Georgia Supreme Court: schools can’t expel for fighting in self-defense

Georgia’s highest court took up an issue that has drastically altered the life trajectories of countless students, sending a message that they cannot be expelled for fighting if they can prove they acted in self-defense.

Under state law, it is not illegal to fight, as long as the blows are landed in self-defense. The Supreme Court observed that state law applies even in schools.

“Georgia’s self-defense law does not require a person to retreat when the person reasonably believes she is at risk of harm from another’s imminent use of unlawful force,” says the decision released Monday in a case initiated by an unnamed student who was expelled by Henry County Schools. The court did not radically alter the law, but set a precedent by ruling for the first time on a school disciplinary case, effectively putting school districts on notice.

The girl, identified only by her initials S.G., was kicked out more than three years ago for fighting. During her disciplinary hearing, she said she was pushed before she punched the other student, but she didn’t use the words “self-defense” and the school district — improperly, the court said — never considered it.

Henry County was ordered to reconsider her case, and districts across the state will likely take notice. At least that’s the hope of the girl’s attorney, Mike Tafelski, of Georgia Legal Services Program. He said too many districts assert a “zero tolerance” policy with fighting, expelling all involved in a scuffle, regardless of their intent.

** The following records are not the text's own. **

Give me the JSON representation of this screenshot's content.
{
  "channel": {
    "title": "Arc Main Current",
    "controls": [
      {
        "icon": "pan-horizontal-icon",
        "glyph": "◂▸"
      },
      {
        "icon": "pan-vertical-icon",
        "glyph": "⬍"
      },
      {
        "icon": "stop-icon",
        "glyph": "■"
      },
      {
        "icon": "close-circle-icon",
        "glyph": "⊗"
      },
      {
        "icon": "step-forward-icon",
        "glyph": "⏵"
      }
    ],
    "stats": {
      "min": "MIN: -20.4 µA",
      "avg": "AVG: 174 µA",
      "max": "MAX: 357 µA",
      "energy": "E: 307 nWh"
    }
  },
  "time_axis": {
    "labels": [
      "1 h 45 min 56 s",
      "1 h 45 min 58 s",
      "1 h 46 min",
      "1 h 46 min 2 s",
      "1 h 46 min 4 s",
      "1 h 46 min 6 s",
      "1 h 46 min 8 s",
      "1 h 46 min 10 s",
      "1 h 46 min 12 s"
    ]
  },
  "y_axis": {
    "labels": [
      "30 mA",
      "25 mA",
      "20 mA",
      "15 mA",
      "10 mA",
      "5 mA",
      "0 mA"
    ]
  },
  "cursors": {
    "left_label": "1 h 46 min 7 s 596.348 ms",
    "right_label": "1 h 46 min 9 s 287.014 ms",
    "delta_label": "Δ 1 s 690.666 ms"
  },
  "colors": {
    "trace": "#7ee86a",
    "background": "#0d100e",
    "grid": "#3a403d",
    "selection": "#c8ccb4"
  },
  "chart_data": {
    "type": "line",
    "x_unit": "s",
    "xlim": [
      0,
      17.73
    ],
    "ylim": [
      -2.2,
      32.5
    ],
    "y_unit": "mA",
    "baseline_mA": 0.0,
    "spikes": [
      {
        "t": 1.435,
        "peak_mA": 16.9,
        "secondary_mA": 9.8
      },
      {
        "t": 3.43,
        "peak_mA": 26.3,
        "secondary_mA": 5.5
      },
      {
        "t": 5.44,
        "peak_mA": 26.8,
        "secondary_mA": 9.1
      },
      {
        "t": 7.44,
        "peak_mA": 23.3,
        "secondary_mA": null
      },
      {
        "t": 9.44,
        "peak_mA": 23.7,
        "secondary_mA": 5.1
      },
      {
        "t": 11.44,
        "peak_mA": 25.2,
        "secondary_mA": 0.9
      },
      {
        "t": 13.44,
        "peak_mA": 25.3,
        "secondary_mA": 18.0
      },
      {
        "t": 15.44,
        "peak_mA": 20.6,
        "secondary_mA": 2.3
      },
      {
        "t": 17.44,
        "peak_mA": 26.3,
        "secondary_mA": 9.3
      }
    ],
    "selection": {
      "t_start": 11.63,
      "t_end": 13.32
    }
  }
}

“The impact for the state is that self-defense is an available defense for students in disciplinary matters,” he said. “That’s always been the law in Georgia. However, many school districts before this came out, like Henry County, ignored the law.” He said school boards across the state have “completely ruined” students’ future prospects by “willfully refusing to comply with the law.”

Henry’s attorney, Megan Pearson, disagreed with just about every point that Tafelski made, but agreed with one. Although the Supreme Court didn’t actually rule on whether self-defense applied in schools, the Appeals Court had, and the high court supported that ruling. “It was kind of a gray area about whether it strictly applied,” she said, “but now we know.”

Pearson characterized the high court’s decision as a victory for schools because it dialed back the appellate court’s decision against Henry. That court, which sided with Henry County Superior Court’s decision against the school district, had imposed a strict new standard, not only ordering school districts to consider self-defense but also imposing a daunting burden of proof: Whenever self-defense was raised, that court ruled, school districts would have to disprove the claim.

That effectively put school districts in the position of criminal prosecutors, who must prove beyond a reasonable doubt that a combatant was the aggressor. The Supreme Court knocked down that ruling, applying the lesser burden of proof required in civil court — more likely than not — and placing the onus on the student to prove an act was in self-defense.

“So globally this is a big win, not just for our school system but for all school systems across the state,” Pearson said.

Tafelski, the girl’s lawyer, countered that Henry County merely mitigated what would have been a big blow against school districts had the high court allowed the full weight of the appellate decision to stand. It was the school district's appeal of the superior court ruling that led to that decision.

“They’ve dug their own grave with all this,” he said.

The issue is important because studies have found that zero-tolerance policies increase the rate of suspensions and expulsions, altering the lives of still-developing children and disproportionately affecting minorities. One such study, penned by Steven Teske, chief judge of Clayton County Juvenile Court, encouraged educators to seek other strategies to curb disruptive behavior.

“The studies to date show that zero tolerance strategies have not achieved the goals of a safe and disciplined classroom,” he wrote in the Journal of Child and Adolescent Psychiatric Nursing. “On the contrary, some studies suggest that such strategies are harmful to students and may make schools and communities less safe.”